Aléna Watters as Diana is dizzying, moving from reality to hallucination with no break. Her character is sharp, dropping literary and pop culture references that belie the intelligence trapped underneath her bipolar delusions. It’s no wonder that James D. Sasser’s Dan is desperate to pull his brilliant wife out of the abyss. When you find out both their characters were architects, the sharp nature of the house makes sense with Dan’s no-nonsense personality.

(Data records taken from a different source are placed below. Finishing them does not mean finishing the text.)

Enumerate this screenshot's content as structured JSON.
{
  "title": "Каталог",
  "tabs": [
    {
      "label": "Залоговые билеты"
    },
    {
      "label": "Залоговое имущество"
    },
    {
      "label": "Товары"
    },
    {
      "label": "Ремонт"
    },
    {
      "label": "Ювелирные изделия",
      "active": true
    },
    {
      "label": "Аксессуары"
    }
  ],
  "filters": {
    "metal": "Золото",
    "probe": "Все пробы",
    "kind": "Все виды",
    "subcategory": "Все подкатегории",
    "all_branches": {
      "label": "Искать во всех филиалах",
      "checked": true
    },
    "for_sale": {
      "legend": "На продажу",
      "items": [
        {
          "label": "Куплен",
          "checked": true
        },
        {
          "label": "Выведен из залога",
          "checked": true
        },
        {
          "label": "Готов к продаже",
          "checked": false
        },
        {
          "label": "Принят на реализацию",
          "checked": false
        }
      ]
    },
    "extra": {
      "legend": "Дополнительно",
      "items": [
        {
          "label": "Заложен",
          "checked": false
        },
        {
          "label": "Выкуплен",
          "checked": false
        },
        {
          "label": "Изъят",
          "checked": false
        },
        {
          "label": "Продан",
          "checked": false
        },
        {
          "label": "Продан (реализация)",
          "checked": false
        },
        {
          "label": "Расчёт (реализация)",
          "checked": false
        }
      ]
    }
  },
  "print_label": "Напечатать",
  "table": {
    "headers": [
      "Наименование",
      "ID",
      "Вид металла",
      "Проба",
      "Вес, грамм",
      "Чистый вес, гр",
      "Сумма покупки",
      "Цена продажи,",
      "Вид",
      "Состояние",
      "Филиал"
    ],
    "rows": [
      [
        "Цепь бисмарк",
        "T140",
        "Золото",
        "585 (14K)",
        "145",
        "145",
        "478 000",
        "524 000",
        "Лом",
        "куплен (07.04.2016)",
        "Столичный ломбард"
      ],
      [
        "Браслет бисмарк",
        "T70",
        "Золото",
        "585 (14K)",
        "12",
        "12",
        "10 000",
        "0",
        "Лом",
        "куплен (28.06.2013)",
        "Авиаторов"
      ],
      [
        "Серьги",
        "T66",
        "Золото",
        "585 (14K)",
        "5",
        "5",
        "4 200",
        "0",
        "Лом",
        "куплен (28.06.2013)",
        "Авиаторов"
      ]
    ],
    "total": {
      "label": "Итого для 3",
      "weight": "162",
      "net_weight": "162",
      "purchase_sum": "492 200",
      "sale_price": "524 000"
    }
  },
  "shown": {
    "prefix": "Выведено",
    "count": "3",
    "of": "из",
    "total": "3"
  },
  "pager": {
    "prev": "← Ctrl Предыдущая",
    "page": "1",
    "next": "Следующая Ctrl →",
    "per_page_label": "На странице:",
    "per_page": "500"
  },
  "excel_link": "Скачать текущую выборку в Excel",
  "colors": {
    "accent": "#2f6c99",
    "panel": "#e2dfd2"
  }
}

Gabe has always been my favorite character, depicting the chaos in Diana’s mind. Ethan Peterson’s crystal-clear vocals are electric and he creeps around and across the stage like he is stalking prey. Angélica Conceptión as Natalie is the standout actor for me. Her arc from tense and sarcastic bookworm to out-of-control party girl, to wise-beyond-her-years parental rock is heartbreaking and believable. She is a mess, a brat, fiercely intelligent, biting—and it is all justified by the treatment her parents gave her.
The musical direction and band are sharp and tight, the lighting cold and isolated until the characters reach their feeling of hope with “There Will Be Light.” The audience doesn’t leave the theatre with hope so much as the feeling that the Goodman family has finally broken the pattern of insanity. Diana is ready to try something entirely new, because nothing else has worked. It’s not a happy ending, but it is real. The story isn’t over, there is no happy ending or sure thing. But the family is more in sync than they ever were before, singing in unison for the first time in the show.

Next to Normal plays from April 3 – May 3 in the Stage Theatre in the Denver Center for Performing Arts. Tickets run from $47 to $114 and are available at denvercenter.org. Advisories include adult themes and language, haze, strobe lights, drug use, mental illness, loss, and self-harm.